16 May 2022 16:23, UTC.
Reading time: ~2 m
Economists at Kingston University Business School state that for many countries, bitcoin becomes almost the safest asset during an economic crisis.
Jinsha Zhao, a senior lecturer in accounting and finance at Kingston Business School, published the results of a study related to bitcoin investing. Given that BTC can be traded in pairs with different government currencies, this provides an opportunity to study the impact of local economic crises on bitcoin, Zhao believes.
Instead of studying the relationship between bitcoin yields and financial asset returns, Zhao analyzed the relationship between the price of fiat currency and bitcoin trading volumes in 48 countries. According to the scientist, the new approach allowed to find out: how confident people are in the first cryptocurrency as a financial refuge in times of political and economic instability.

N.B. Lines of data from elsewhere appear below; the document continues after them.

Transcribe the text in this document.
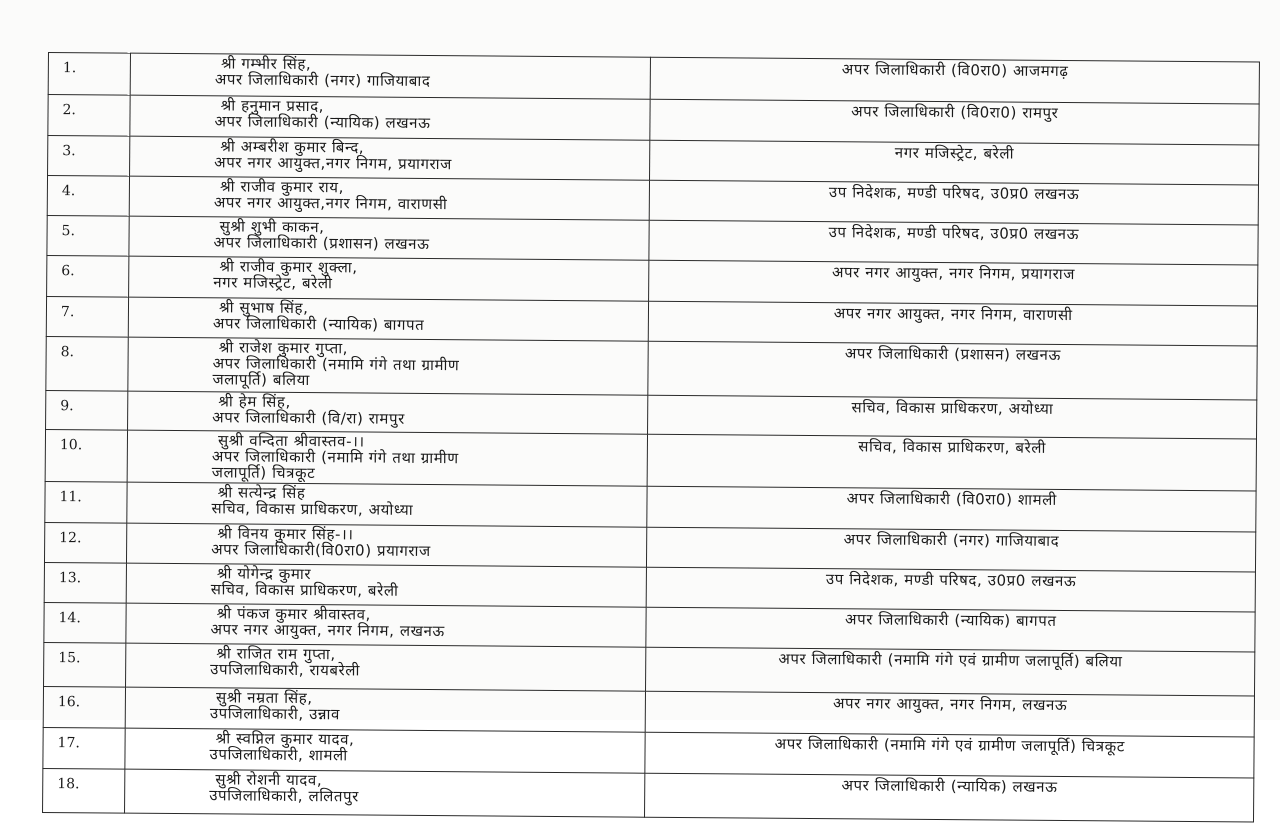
1.	श्री गम्भीर सिंह,
अपर जिलाधिकारी (नगर) गाजियाबाद	अपर जिलाधिकारी (वि0रा0) आजमगढ़
2.	श्री हनुमान प्रसाद,
अपर जिलाधिकारी (न्यायिक) लखनऊ	अपर जिलाधिकारी (वि0रा0) रामपुर
3.	श्री अम्बरीश कुमार बिन्द,
अपर नगर आयुक्त,नगर निगम, प्रयागराज	नगर मजिस्ट्रेट, बरेली
4.	श्री राजीव कुमार राय,
अपर नगर आयुक्त,नगर निगम, वाराणसी	उप निदेशक, मण्डी परिषद, उ0प्र0 लखनऊ
5.	सुश्री शुभी काकन,
अपर जिलाधिकारी (प्रशासन) लखनऊ	उप निदेशक, मण्डी परिषद, उ0प्र0 लखनऊ
6.	श्री राजीव कुमार शुक्ला,
नगर मजिस्ट्रेट, बरेली	अपर नगर आयुक्त, नगर निगम, प्रयागराज
7.	श्री सुभाष सिंह,
अपर जिलाधिकारी (न्यायिक) बागपत	अपर नगर आयुक्त, नगर निगम, वाराणसी
8.	श्री राजेश कुमार गुप्ता,
अपर जिलाधिकारी (नमामि गंगे तथा ग्रामीण
जलापूर्ति) बलिया	अपर जिलाधिकारी (प्रशासन) लखनऊ
9.	श्री हेम सिंह,
अपर जिलाधिकारी (वि/रा) रामपुर	सचिव, विकास प्राधिकरण, अयोध्या
10.	सुश्री वन्दिता श्रीवास्तव-।।
अपर जिलाधिकारी (नमामि गंगे तथा ग्रामीण
जलापूर्ति) चित्रकूट	सचिव, विकास प्राधिकरण, बरेली
11.	श्री सत्येन्द्र सिंह
सचिव, विकास प्राधिकरण, अयोध्या	अपर जिलाधिकारी (वि0रा0) शामली
12.	श्री विनय कुमार सिंह-।।
अपर जिलाधिकारी(वि0रा0) प्रयागराज	अपर जिलाधिकारी (नगर) गाजियाबाद
13.	श्री योगेन्द्र कुमार
सचिव, विकास प्राधिकरण, बरेली	उप निदेशक, मण्डी परिषद, उ0प्र0 लखनऊ
14.	श्री पंकज कुमार श्रीवास्तव,
अपर नगर आयुक्त, नगर निगम, लखनऊ	अपर जिलाधिकारी (न्यायिक) बागपत
15.	श्री राजित राम गुप्ता,
उपजिलाधिकारी, रायबरेली	अपर जिलाधिकारी (नमामि गंगे एवं ग्रामीण जलापूर्ति) बलिया
16.	सुश्री नम्रता सिंह,
उपजिलाधिकारी, उन्नाव	अपर नगर आयुक्त, नगर निगम, लखनऊ
17.	श्री स्वप्निल कुमार यादव,
उपजिलाधिकारी, शामली	अपर जिलाधिकारी (नमामि गंगे एवं ग्रामीण जलापूर्ति) चित्रकूट
18.	सुश्री रोशनी यादव,
उपजिलाधिकारी, ललितपुर	अपर जिलाधिकारी (न्यायिक) लखनऊ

In his study, the Kingston Business School professor took into account the exchange rates of 48 currencies between 2014 and 2020. The sample included the U.S. dollar and the euro, as well as the most vulnerable currencies in the global economy. During that period, eight currencies lost more than 60 percent of their value against the U.S. dollar, including the Iranian rial, the Nigerian naira and the Ukrainian hryvnia. Zhao concluded that when currencies fell in value or during major devaluations in the countries analyzed, bitcoin trading there increased significantly.
In the case of the Venezuelan bolivar and Argentine peso, the increase in bitcoin investment preceded the depreciation of those currencies. Citizens of Venezuela and Argentina invested in cryptocurrencies knowingly anticipating an economic collapse, the researcher suggested.
That said, Zhao noted that bitcoin trading volume in the countries studied has declined since the COVID-19 pandemic began. This means that investors still consider bitcoin a risky and speculative asset compared to assets such as real estate, gold and oil. In general, investors see bitcoin as a means to hedge risks caused by the depreciation of local currencies. But not with the global crisis, the researcher concluded.
According to the International Monetary Fund (IMF), countries with high levels of corruption and inflation are more likely to adopt cryptocurrencies. This is confirmed by a report from cryptocurrency exchange KuCoin, which found that 35% of Nigerian adults have traded in digital assets at least once in six months.